When I arose at 5 a.m., I saw a dingo walking slowly alongside the rope yard, licking the dew off the rope. It completely ignored me, and I actually approached to within 4 metres of it before it walked nonchalantly away. Don was awake and observed this also. It was as close as I’ve ever been to a dog in the wild, and I thought it was a good way to start the day.
We were away by 9 a.m., which was our best start yet, and after a short time came to one of the ‘waterholes’ we had seen from the air; as we approached it a mangy fox ran away from the other end. We soon saw that the waterhole consisted only of wet mud and curled up dried clay, which, from the air or at a distance, can give the appearance of water.
We were into some really large red sandhills now, up to 36 metres high. Two Wedge-tailed Eagles were seen, and rabbits were still numerous, though not as common as back in the lush rain belt on the edge of the desert.
Frank was making good use of his movie camera, intending to make a film of this expedition. He normally travelled the world filming birds, so this was a slightly different experience. Just after lunch we saw two wild camels standing on a sandhill observing us with interest. There was one bull and a cow, but the bull apparently wasn’t in season, and he condescended to let us pass.
We covered 25 kilometres today, and I heard a Rufous Night Heron that night, so I reckoned there must have been water not too far away. Either that, or it was lost.
This book was first published in 1982.
The description on the back of the book is as follows.
How do you answer the calls of nature when a mixed party is forced to spend the night in small boats on Cooper Creek? Or say to a couple of tourists heading towards a tank that the Prime Minister of Australia is having a bath there?
Rex Ellis’s safaris are not only humorous, danger and excitement can also be part of them.

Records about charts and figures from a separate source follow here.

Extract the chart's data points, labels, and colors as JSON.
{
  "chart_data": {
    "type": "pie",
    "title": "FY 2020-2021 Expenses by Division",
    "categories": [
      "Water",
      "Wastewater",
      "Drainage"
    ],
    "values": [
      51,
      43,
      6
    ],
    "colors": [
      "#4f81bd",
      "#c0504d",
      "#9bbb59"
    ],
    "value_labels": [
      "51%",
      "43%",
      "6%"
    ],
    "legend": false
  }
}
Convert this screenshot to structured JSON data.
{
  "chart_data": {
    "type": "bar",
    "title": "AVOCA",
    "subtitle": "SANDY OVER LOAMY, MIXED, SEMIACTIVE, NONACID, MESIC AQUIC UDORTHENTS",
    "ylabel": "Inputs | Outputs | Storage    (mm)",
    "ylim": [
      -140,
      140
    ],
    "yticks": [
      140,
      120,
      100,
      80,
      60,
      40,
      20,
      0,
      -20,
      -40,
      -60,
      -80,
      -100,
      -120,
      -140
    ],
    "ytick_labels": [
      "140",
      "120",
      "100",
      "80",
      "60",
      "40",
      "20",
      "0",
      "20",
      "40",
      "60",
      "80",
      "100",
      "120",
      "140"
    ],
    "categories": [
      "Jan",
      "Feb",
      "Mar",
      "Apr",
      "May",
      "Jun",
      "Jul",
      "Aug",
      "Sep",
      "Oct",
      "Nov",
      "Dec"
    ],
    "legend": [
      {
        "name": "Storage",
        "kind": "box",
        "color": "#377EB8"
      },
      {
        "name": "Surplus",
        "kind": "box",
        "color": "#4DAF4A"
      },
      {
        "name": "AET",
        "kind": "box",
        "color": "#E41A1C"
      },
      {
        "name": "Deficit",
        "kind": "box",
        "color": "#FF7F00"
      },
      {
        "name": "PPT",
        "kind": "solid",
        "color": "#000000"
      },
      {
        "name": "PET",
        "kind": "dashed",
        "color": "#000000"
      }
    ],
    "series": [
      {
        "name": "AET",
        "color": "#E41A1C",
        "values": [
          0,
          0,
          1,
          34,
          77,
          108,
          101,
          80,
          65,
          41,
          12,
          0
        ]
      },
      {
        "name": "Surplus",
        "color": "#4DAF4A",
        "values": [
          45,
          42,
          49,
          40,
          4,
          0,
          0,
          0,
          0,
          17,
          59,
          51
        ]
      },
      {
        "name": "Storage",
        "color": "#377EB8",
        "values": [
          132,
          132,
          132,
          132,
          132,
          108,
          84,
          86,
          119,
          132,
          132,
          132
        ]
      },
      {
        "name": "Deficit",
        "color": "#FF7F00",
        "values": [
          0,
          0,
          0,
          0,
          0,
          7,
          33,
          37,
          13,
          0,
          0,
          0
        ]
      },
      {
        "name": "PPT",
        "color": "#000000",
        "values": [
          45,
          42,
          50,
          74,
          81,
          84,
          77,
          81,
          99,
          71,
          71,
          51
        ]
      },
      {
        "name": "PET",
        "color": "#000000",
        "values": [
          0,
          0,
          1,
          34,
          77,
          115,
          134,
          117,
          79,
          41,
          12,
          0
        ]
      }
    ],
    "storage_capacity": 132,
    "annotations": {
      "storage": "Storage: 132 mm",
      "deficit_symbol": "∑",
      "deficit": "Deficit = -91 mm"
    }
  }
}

In 1971 he took the first tourist party across the Simpson Desert. His desert boat safaris are legend, including the first and only crossing of Lake Eyre in 1974. He pioneered long haul camel trekking in 1976, with expeditions of up to 45 days crisscrossing the Australian deserts. Wildlife (birds in particular) is a major ingredient in all his safaris by 4WD, camels, and boats.
Rex describes some hair-raising incidents, including a wild boar charging through the camp, a snake in a sleeper’s swag, and pursuit of his camel string by a wild bull camel capable of killing a man.
Rex Ellis was born in 1942, and grew up at McLaren Vale in South Australia. After boarding school, he spent six years jackerooing, contract fencing, and as an overseer on stations, before getting into the outback safari business, aged 26 years. Rex is married to Patti, and has two daughters, Georgina and Katherine. Since 1992, he and Patti have lived on the Murray River camel farm near Morgan on cliffs covered with old growth mallee trees.